The heirs had argued that the treasure’s forced sale violated international law as an act of genocide. But the court found that the only international law covered by the exception is property law, and that the seizure of a property belonging to a country’s own citizens is a domestic matter, and therefore not under the jurisdiction of U.S. law.
“We need not decide whether the sale of the consortium’s property was an act of genocide, because the expropriation exception is best read as referencing the international law of expropriation rather than of human rights,” chief justice John Roberts wrote in the opinion. “We do not look to the law of genocide to determine if we have jurisdiction over the heirs’ common law property claims. We look to the law of property.”
During oral arguments, Nicolas O’Donnell, attorney for the heirs, argued that excluding acts of genocide from the Foreign Sovereign Immunities Act would imply that “Congress intended to disadvantage the Nazi’s first victims, German Jews. This makes no sense.”
Roberts countered: “The exception places repeated emphasis on property and property-related rights, while injuries and acts we might associate with genocide are notably lacking,” he wrote. “That would be remarkable if the provision were intended to provide relief for atrocities such as the Holocaust.”
The long-running battle over the treasure originated in Germany in 2008, but the heirs were unable to secure the treasure’s return. The German Advisory Commission on Nazi-looted art found in a non-binding 2014 ruling that the sale had not taken place under duress. The plaintiffs tried again in U.S. court the following year. Despite a German motion to dismiss the case, a Washington, DC, district court agreed to hear the dispute—a decision upheld twice upon appeal before the case landed in the country’s highest court.
The case has now been sent back down to a district court to reconsider SPK’s motion to dismiss and determine whether the dispute can be adjudicated on other grounds. One potential avenue, raised by the plaintiff during the oral arguments in December, is the question of whether the art dealers were considered German nationals at the time of the sale. If, as Jews, their German citizenship was considered invalid, then the law of domestic takings would no longer apply.

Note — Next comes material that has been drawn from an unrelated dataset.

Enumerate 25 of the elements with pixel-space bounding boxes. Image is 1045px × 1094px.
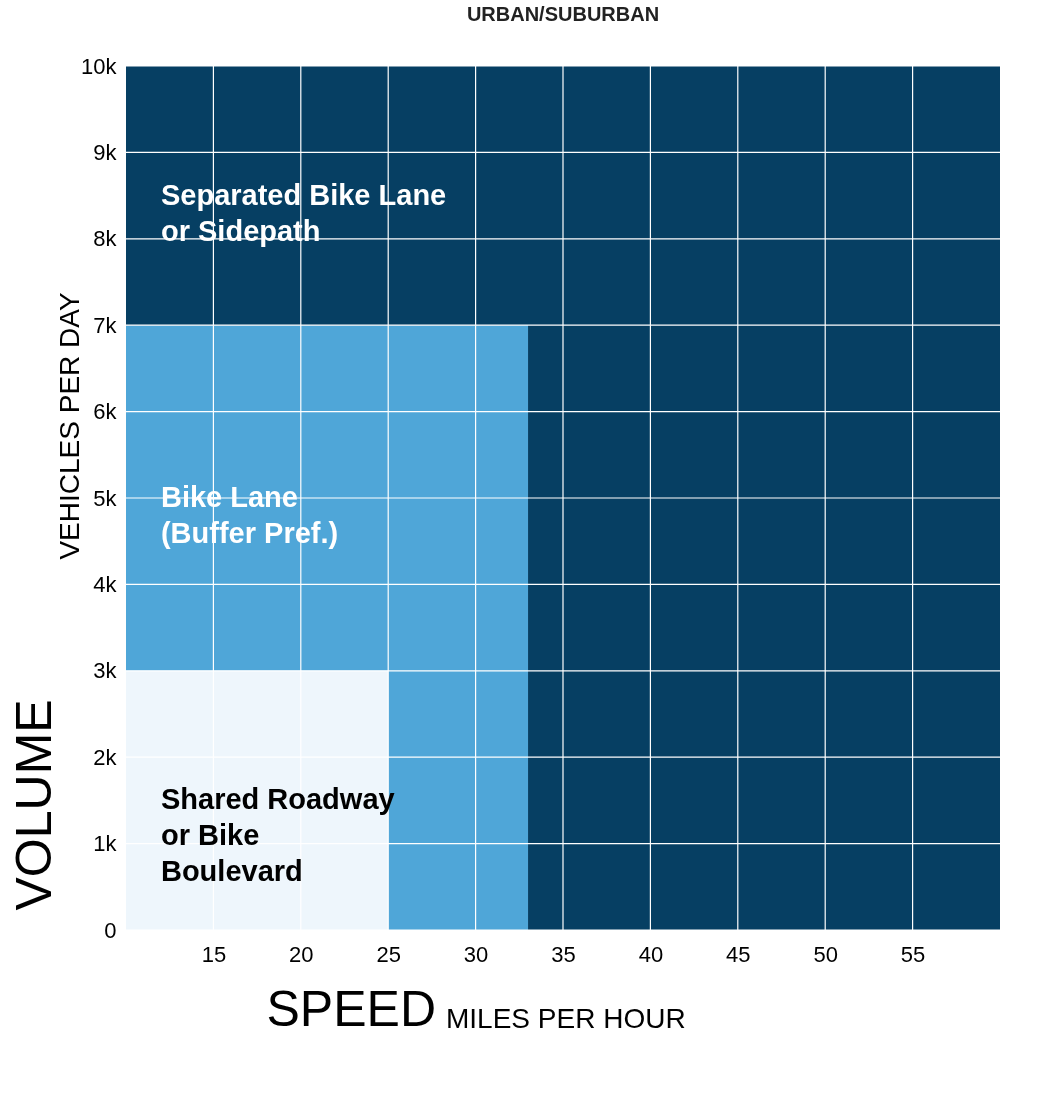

“My clients are obviously disappointed in the court’s ruling,” O’Donnell told Artnet News in an email. “We are considering our next steps for when the case returns to the district court.”
“It is SPK’s long-held belief that this case should not be heard in U.S. court. As such, we welcome the Supreme Court’s unanimous decision in support of SPK,” SPK president Hermann Parzinger told Artnet News in an email. “We look forward to presenting robust legal arguments for the dismissal of this lawsuit.”